Si les frais de procès-verbal de contravention de grande voirie n’entrent pas dans le champ des dispositions de l’article R. 761-1 du code de justice administrative, en ce que l’établissement de ce procès-verbal ne peut être considéré comme une mesure d’instruction, toutefois, dès lors que M. B... a commis une infraction d’occupation sans titre du domaine public fluvial, constitutive d’une contravention de grande voirie constatée par procès-verbal dressé le 20 mars 2023, le contrevenant doit supporter les frais de ce procès-verbal établi dans le cadre de l’action répressive. Par ailleurs, dès lors que le directeur général de l’établissement public Voies navigables de France peut notifier au contrevenant le présent jugement par signification de commissaire de justice, il y a lieu de mettre à la charge de M. B... la somme demandée à ce titre par le directeur général de l’établissement public Voies navigables de France. Ainsi, il y a lieu, dans les circonstances de l’espèce, de mettre à la charge de
M. B... la somme de 250 euros au titre des frais exposés par l’établissement public Voies navigables de France et non compris dans les dépens.

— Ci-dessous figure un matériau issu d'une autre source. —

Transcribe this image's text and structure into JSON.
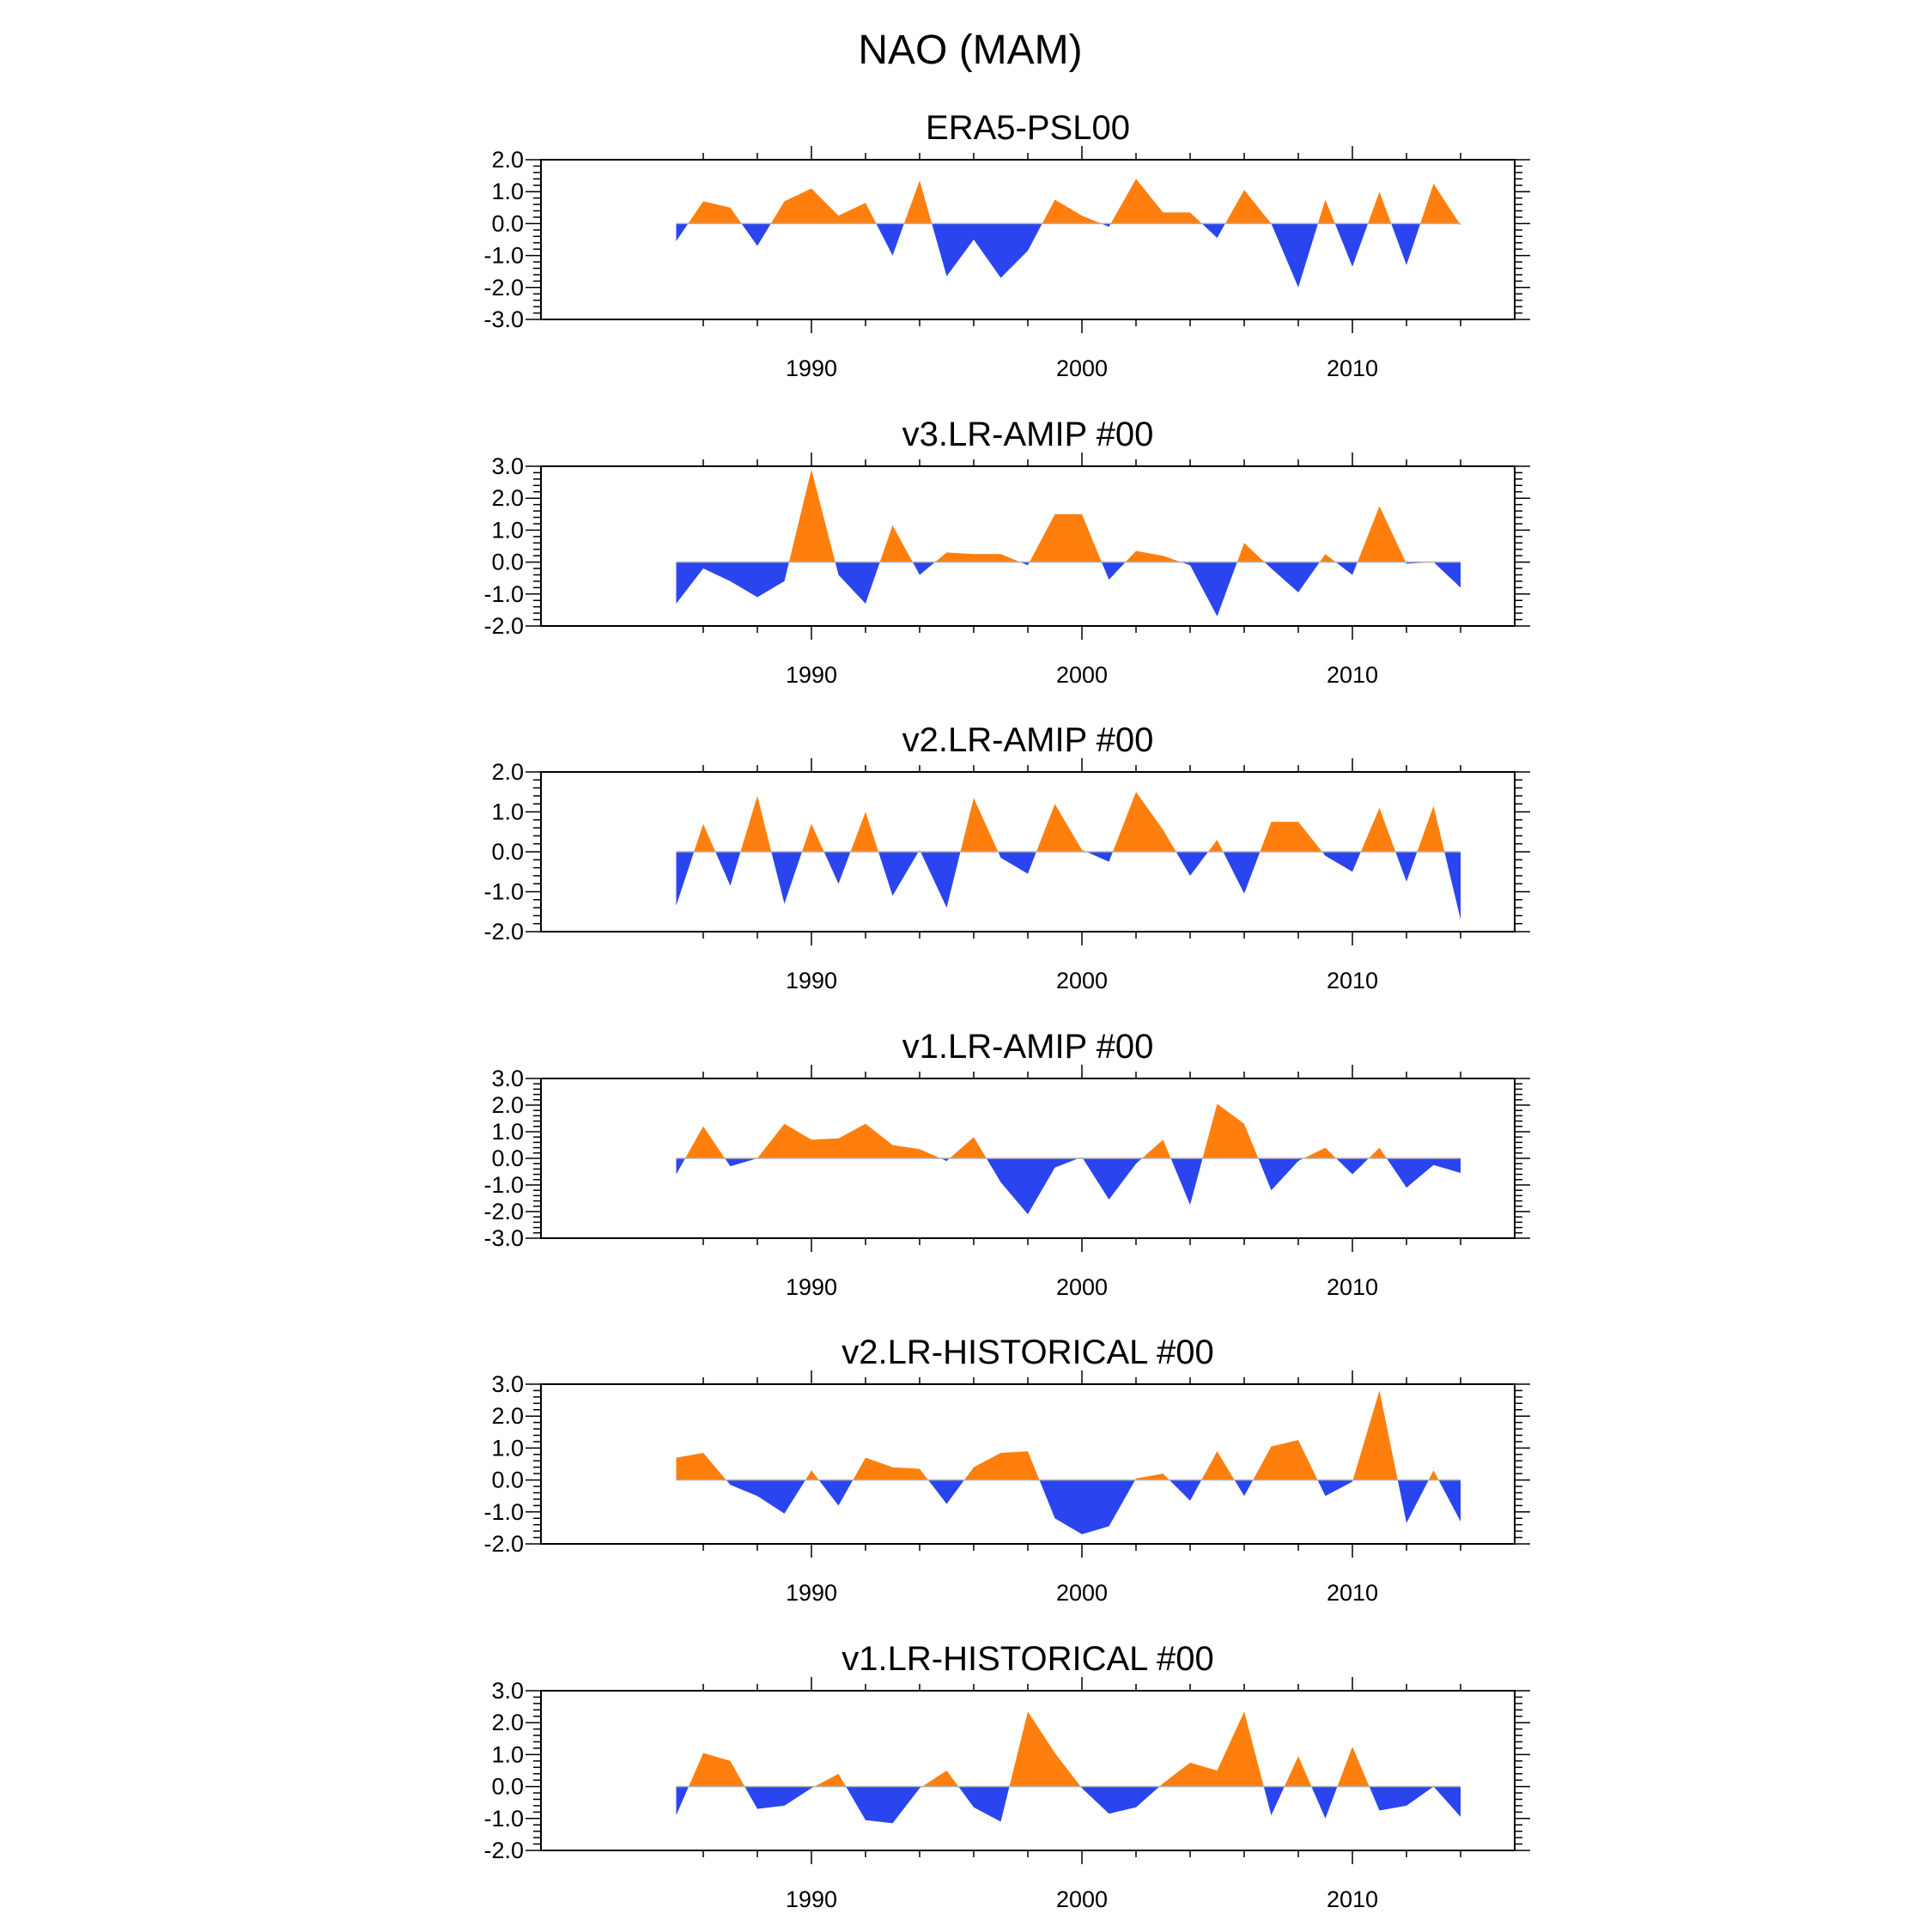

Les dispositions de l’article L. 761-1 du code de justice administrative s’opposent à ce qu’il soit fait droit aux conclusions présentées par M. B... sur leur fondement.



D E C I D E :



Article 1er : M. A... B... est condamné à payer une amende de 150 euros.

Article 2 : M. B... devra libérer sans délai, s’il ne l’a déjà fait, le domaine public fluvial, sous peine d’une astreinte de 50 euros par jour de retard à compter de l’expiration d’un délai de quinze jours suivant la notification du présent jugement.

Article 3 : En cas d’inexécution par M. B..., passé un délai de quinze jours après la notification du présent jugement, l’établissement public Voies navigables de France est autorisé à procéder d’office, aux frais du contrevenant, à la libération du domaine public fluvial, au besoin avec le concours de la force publique.

Article 4 : M. B... versera à l’établissement public Voies navigables de France une somme de 250 euros au titre de l’article L. 761-1 du code de justice administrative.

Article 5 : Le surplus des conclusions de M. B... est rejeté.

Article 6 : Le présent jugement sera adressé au directeur général de l’établissement public Voies navigables de France pour notification à M. A... B... dans les conditions prévues à l’article L. 774-6 du code de justice administrative.

Copie en sera adressée au directeur régional des finances publiques d’Ile-de-France et du département de Seine-et-Marne.

Rendu public par mise à disposition au greffe le 6 janvier 2026.


La magistrate désignée,

S. TIENNOT

La greffière,

C. BOURGAULT



La République mande et ordonne au ministre des transports, en ce qui la concerne, ou à tous commissaires de justice à ce requis en ce qui concerne les voies de droit commun contre les parties privées, de pourvoir à l'exécution de la présente décision.